Ким окаменел, а потом снова посмотрел на нее. Смерил глазами, словно только сейчас увидел. Проверял, правильно ли понял, и прикидывал, хочется ли ему. А потом скользнул взглядом по раненой щеке и чуть заметно вздрогнул. Как пощечину отвесил. Она даже ощутила жар в этой порванной щеке.
На нее обрушилась волна эмоций, незнакомых, как полный автобус пассажиров. Неуверенность, стыд, грусть, смущение. Она каждую могла назвать и нечто под такими же названиями испытывала прежде. Но здесь было другое. Смущение жалило как в первый раз. Грусть несла с собой привкус печали, какой раньше не бывало. Стыд отличался от прежнего стыда кое-какими нюансами. Она знала род и вид этих чувств, но они были чужими. В ее сердце протянулись провода от толпы чужаков.
Ким как ни храбрился, а заметив ее смятение, дал слабину.
– Не думаю, что это хорошая мысль, полковник, – проговорил он, голосом выделив звание. Отказался. Подчеркнув, что он добрый законопослушный лаконец и дело вовсе не в ее изуродованном лице.
У Танаки загорелись щеки, зачесались уголки глаз.
«Чтоб меня, я готова расплакаться, потому что паршивый лейтенантик при баре счел меня не такой милашкой, чтобы мне вдуть. Да что это со мной?»
– Конечно, – сказала она, ужаснувшись своему севшему голосу.
Она встала, осторожно, чтобы не опрокинуть табурет, и отвернулась, пока хорошенький лейтенантик с бесстрашной усмешкой и ямочками на щеках не увидел ее слез.
– Полковник! – не то с удивлением, не то с испугом позвал Рэндолл.
Вот и хорошо. Пусть поволнуется. Танака ушла, не ответив.
Проходя к дверям, она поймала свое отражение в зеркале. Красную топографическую карту щеки. Стянутую кожу под глазом, чуть отвисшее нижнее веко. Белый хребет шва, наложенного школьным медиком, после того как Джеймс Холден разнес ей лицо.
«Я уродина?» – спросил тихий голосок в голове.
Не ее голос. Слабый. Детский. Танака почти различила лицо за этим голосом: рыжие кудряшки, зеленые глаза, нос в веснушках. Девочка взглянула на нее, чуть не плача, и ее слова разбили Танаке сердце. Память, явственная, как живая: слышишь боль в голосе дочки и хочешь стереть эти мысли и убить мальчишку, который сделал ей больно. Сознавая, что ни того ни другого не сумеешь. Любовь, боль и беспомощность.

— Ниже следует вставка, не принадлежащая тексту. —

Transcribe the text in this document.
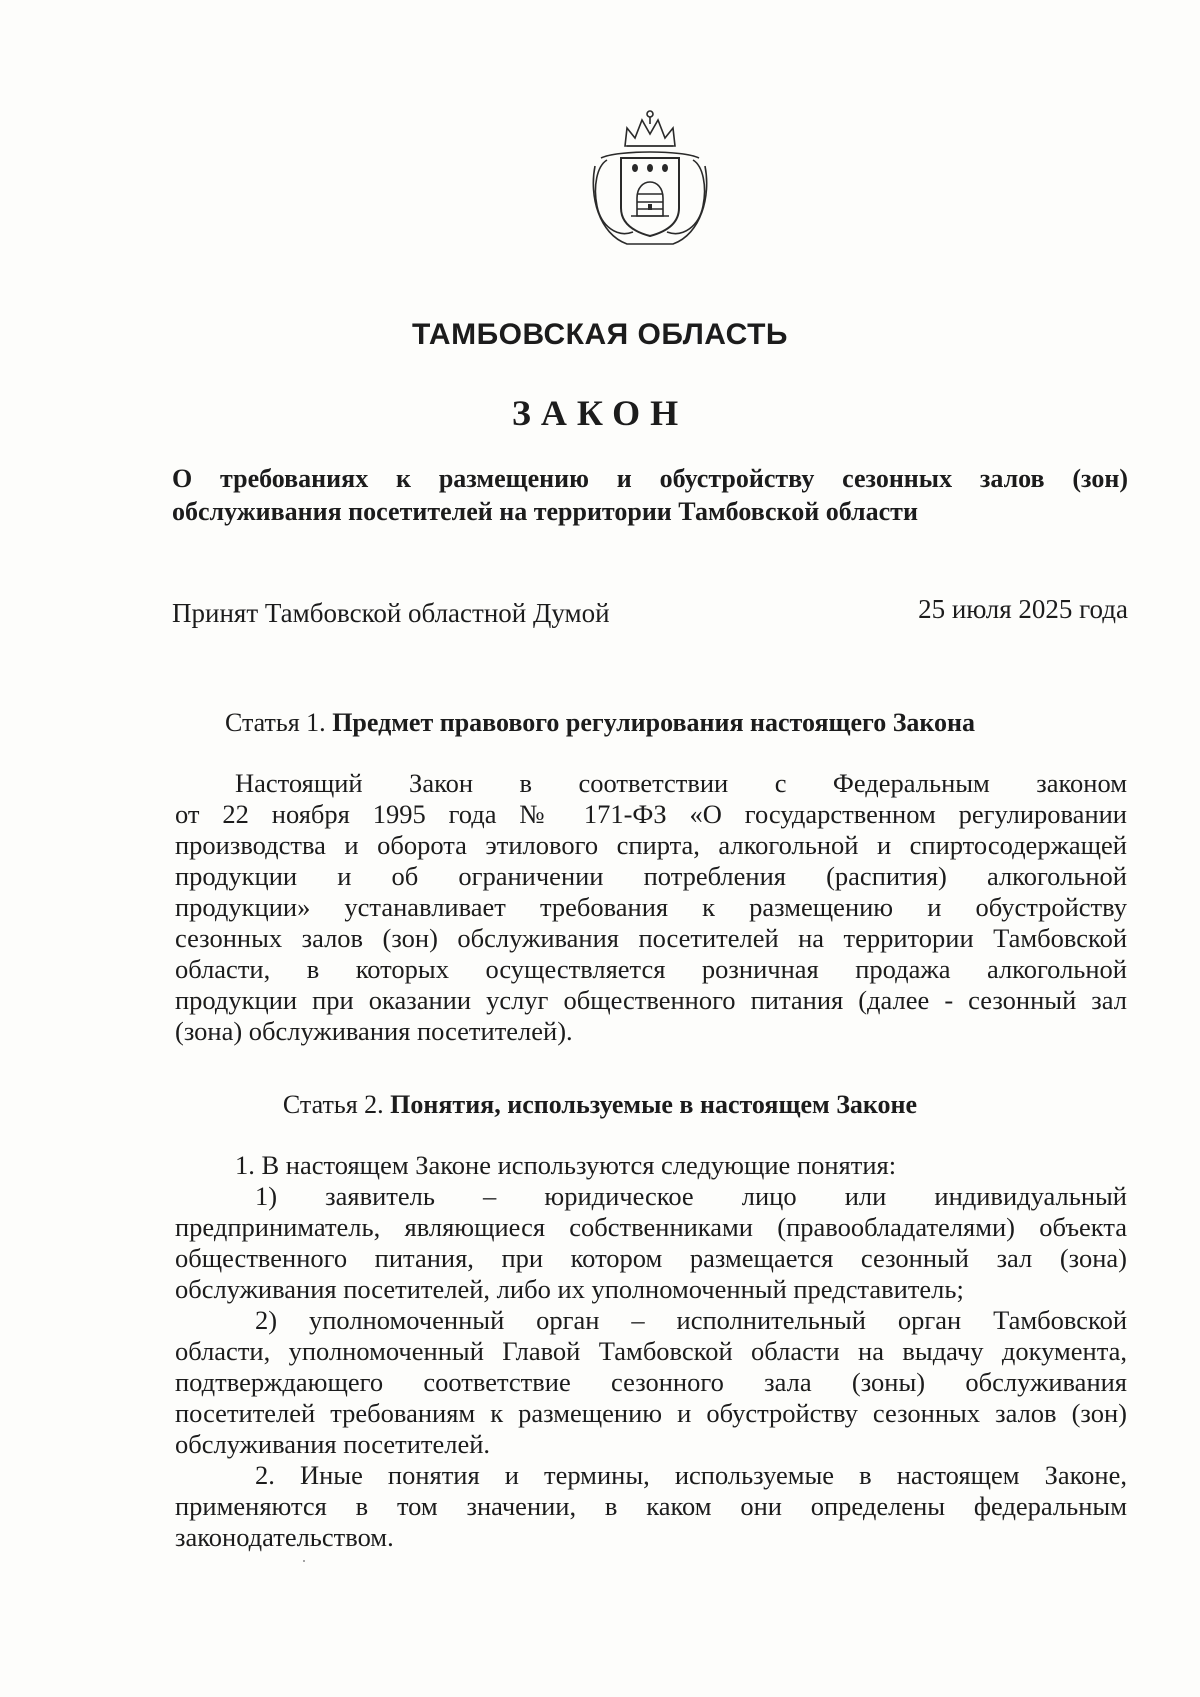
ТАМБОВСКАЯ ОБЛАСТЬ
ЗАКОН
О требованиях к размещению и обустройству сезонных залов (зон)
обслуживания посетителей на территории Тамбовской области
Принят Тамбовской областной Думой	25 июля 2025 года
Статья 1. Предмет правового регулирования настоящего Закона
Настоящий Закон в соответствии с Федеральным законом
от 22 ноября 1995 года № 171-ФЗ «О государственном регулировании
производства и оборота этилового спирта, алкогольной и спиртосодержащей
продукции и об ограничении потребления (распития) алкогольной
продукции» устанавливает требования к размещению и обустройству
сезонных залов (зон) обслуживания посетителей на территории Тамбовской
области, в которых осуществляется розничная продажа алкогольной
продукции при оказании услуг общественного питания (далее - сезонный зал
(зона) обслуживания посетителей).
Статья 2. Понятия, используемые в настоящем Законе
1. В настоящем Законе используются следующие понятия:
1) заявитель – юридическое лицо или индивидуальный
предприниматель, являющиеся собственниками (правообладателями) объекта
общественного питания, при котором размещается сезонный зал (зона)
обслуживания посетителей, либо их уполномоченный представитель;
2) уполномоченный орган – исполнительный орган Тамбовской
области, уполномоченный Главой Тамбовской области на выдачу документа,
подтверждающего соответствие сезонного зала (зоны) обслуживания
посетителей требованиям к размещению и обустройству сезонных залов (зон)
обслуживания посетителей.
2. Иные понятия и термины, используемые в настоящем Законе,
применяются в том значении, в каком они определены федеральным
законодательством.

У Танаки не было дочери, и не знала она этой чертовой девчонки.
Она так стиснула зубы, что в ушах загудела кровь, и воспоминание вылиняло. Она тронула пальцем навернутый на запястье ладонник и сказала: «Запишите меня на прием в медицинский отдел».
– Какую указать причину обращения, сэр? – спросила девушка. Наверное, ей не было и тридцати. Темноволосая, круглолицая, кожа смугловатая, любезность профессиональная.

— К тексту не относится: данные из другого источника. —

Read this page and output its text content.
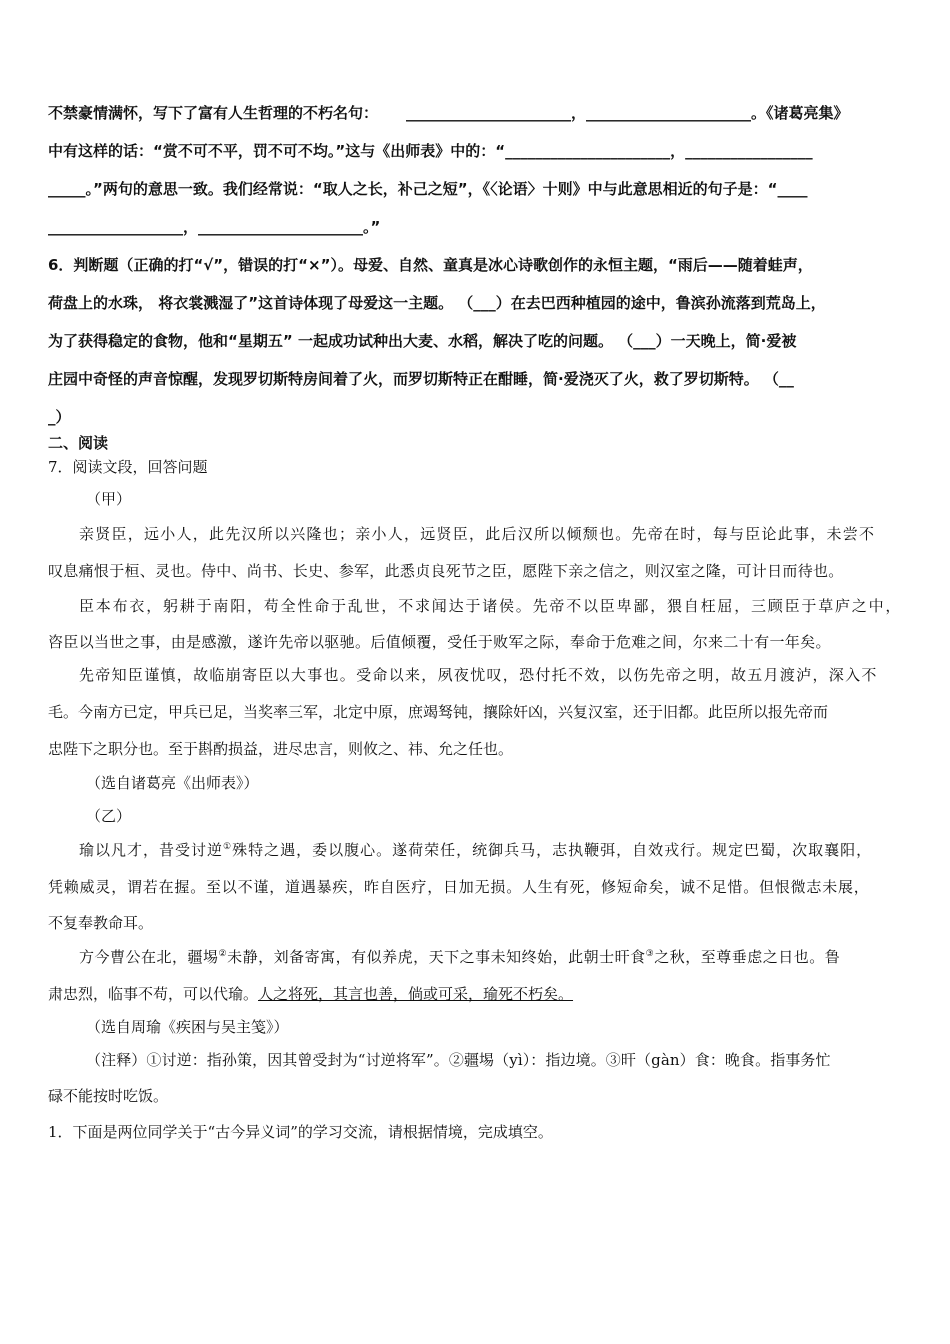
不禁豪情满怀，写下了富有人生哲理的不朽名句： ______________________，______________________。《诸葛亮集》
中有这样的话：“赏不可不平，罚不可不均。”这与《出师表》中的：“______________________，_________________
_____。”两句的意思一致。我们经常说：“取人之长，补己之短”，《〈论语〉十则》中与此意思相近的句子是：“____
__________________，______________________。”
6．判断题（正确的打“√”，错误的打“×”）。母爱、自然、童真是冰心诗歌创作的永恒主题，“雨后——随着蛙声，
荷盘上的水珠， 将衣裳溅湿了”这首诗体现了母爱这一主题。 （___）在去巴西种植园的途中，鲁滨孙流落到荒岛上，
为了获得稳定的食物，他和“星期五” 一起成功试种出大麦、水稻，解决了吃的问题。 （___）一天晚上，简·爱被
庄园中奇怪的声音惊醒，发现罗切斯特房间着了火，而罗切斯特正在酣睡，简·爱浇灭了火，救了罗切斯特。 （__
_）
二、阅读
7．阅读文段，回答问题
（甲）
亲贤臣，远小人，此先汉所以兴隆也；亲小人，远贤臣，此后汉所以倾颓也。先帝在时，每与臣论此事，未尝不
叹息痛恨于桓、灵也。侍中、尚书、长史、参军，此悉贞良死节之臣，愿陛下亲之信之，则汉室之隆，可计日而待也。
臣本布衣，躬耕于南阳，苟全性命于乱世，不求闻达于诸侯。先帝不以臣卑鄙，猥自枉屈，三顾臣于草庐之中，
咨臣以当世之事，由是感激，遂许先帝以驱驰。后值倾覆，受任于败军之际，奉命于危难之间，尔来二十有一年矣。
先帝知臣谨慎，故临崩寄臣以大事也。受命以来，夙夜忧叹，恐付托不效，以伤先帝之明，故五月渡泸，深入不
毛。今南方已定，甲兵已足，当奖率三军，北定中原，庶竭驽钝，攘除奸凶，兴复汉室，还于旧都。此臣所以报先帝而
忠陛下之职分也。至于斟酌损益，进尽忠言，则攸之、祎、允之任也。
（选自诸葛亮《出师表》）
（乙）
瑜以凡才，昔受讨逆①殊特之遇，委以腹心。遂荷荣任，统御兵马，志执鞭弭，自效戎行。规定巴蜀，次取襄阳，
凭赖威灵，谓若在握。至以不谨，道遇暴疾，昨自医疗，日加无损。人生有死，修短命矣，诚不足惜。但恨微志未展，
不复奉教命耳。
方今曹公在北，疆埸②未静，刘备寄寓，有似养虎，天下之事未知终始，此朝士旰食③之秋，至尊垂虑之日也。鲁
肃忠烈，临事不苟，可以代瑜。人之将死，其言也善，倘或可采，瑜死不朽矣。
（选自周瑜《疾困与吴主笺》）
（注释）①讨逆：指孙策，因其曾受封为“讨逆将军”。②疆埸（yì）：指边境。③旰（gàn）食：晚食。指事务忙
碌不能按时吃饭。
1．下面是两位同学关于“古今异义词”的学习交流，请根据情境，完成填空。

«У меня с головой неладно, – мысленно ответила Танака. – Корабль начал уходить к голландцам и вернулся, и то, что его спасло, меня сломало. Что-то не так с мозгами».

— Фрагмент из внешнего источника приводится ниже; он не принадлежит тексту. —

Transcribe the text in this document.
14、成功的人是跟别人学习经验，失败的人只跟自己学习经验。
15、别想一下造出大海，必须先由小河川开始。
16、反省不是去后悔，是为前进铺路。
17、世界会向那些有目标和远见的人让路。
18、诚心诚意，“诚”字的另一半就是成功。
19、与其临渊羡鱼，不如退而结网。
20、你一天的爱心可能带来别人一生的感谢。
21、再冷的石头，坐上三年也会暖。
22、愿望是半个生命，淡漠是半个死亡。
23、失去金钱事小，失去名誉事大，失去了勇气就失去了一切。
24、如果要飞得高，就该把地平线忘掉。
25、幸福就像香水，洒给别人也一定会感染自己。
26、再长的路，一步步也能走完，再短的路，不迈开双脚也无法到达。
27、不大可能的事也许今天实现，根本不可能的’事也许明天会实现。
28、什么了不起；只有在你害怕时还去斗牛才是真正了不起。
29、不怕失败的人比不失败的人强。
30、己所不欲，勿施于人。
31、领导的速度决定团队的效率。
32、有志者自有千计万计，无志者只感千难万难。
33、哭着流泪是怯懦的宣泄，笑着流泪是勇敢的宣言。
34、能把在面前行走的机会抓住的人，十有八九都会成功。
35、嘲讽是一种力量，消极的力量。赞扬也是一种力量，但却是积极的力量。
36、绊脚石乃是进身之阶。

– Я была ранена. – Она резким движением указала на свою щеку. – В поле. И с тех пор не посещала медицинский центр. Хотела бы… проверить, как идет восстановление.
– Я сообщу капитану Ганьону, что вы следующая на прием, – сказала темноволосая.
Она еще на свет не родилась, когда Лакония стала самостоятельным государством. Она не знала мира без врат. Танака смотрела на нее как на представителя другого вида.
– Вы можете подождать в приемной.
– Спасибо, – сказала Танака.
Через двадцать минут ей осторожно щупали и мяли лицо. Капитан Ганьон был невысок и худ, блестящие седые волосы торчком стояли над головой. Танаке он напомнил какого-то персонажа детской передачи. Зато говорил он густым суровым басом, подходящим для священника или распорядителя похорон. И, слыша его голос, она каждый раз представляла, что ей выговаривает кукла-марионетка.
На стене мерцали ряды изображений. Несколько снимков ее щеки изнутри и снаружи. Скан челюсти и зуба. Еще один – кровеносных сосудов лица. На сканах она яснее, чем в зеркале, различала рваную линию между старой кожей и новой, нарастающей. Ей стало не по себе при мысли, что в ней, заменяя старую плоть, растет что-то новое.
– Да… – В рокочущем басе Ганьона звучало недовольство. Может быть, ею. – Повреждения значительные, но это поправимо.
Он махнул рукой на снимок ее челюсти. На гладкой белой поверхности выделялись неровные зубцы: сломанный зуб, заросшие трещины.
– И щека, – без вопроса проговорила Танака.
Ганьон отмел напоминание пренебрежительным взмахом ладони.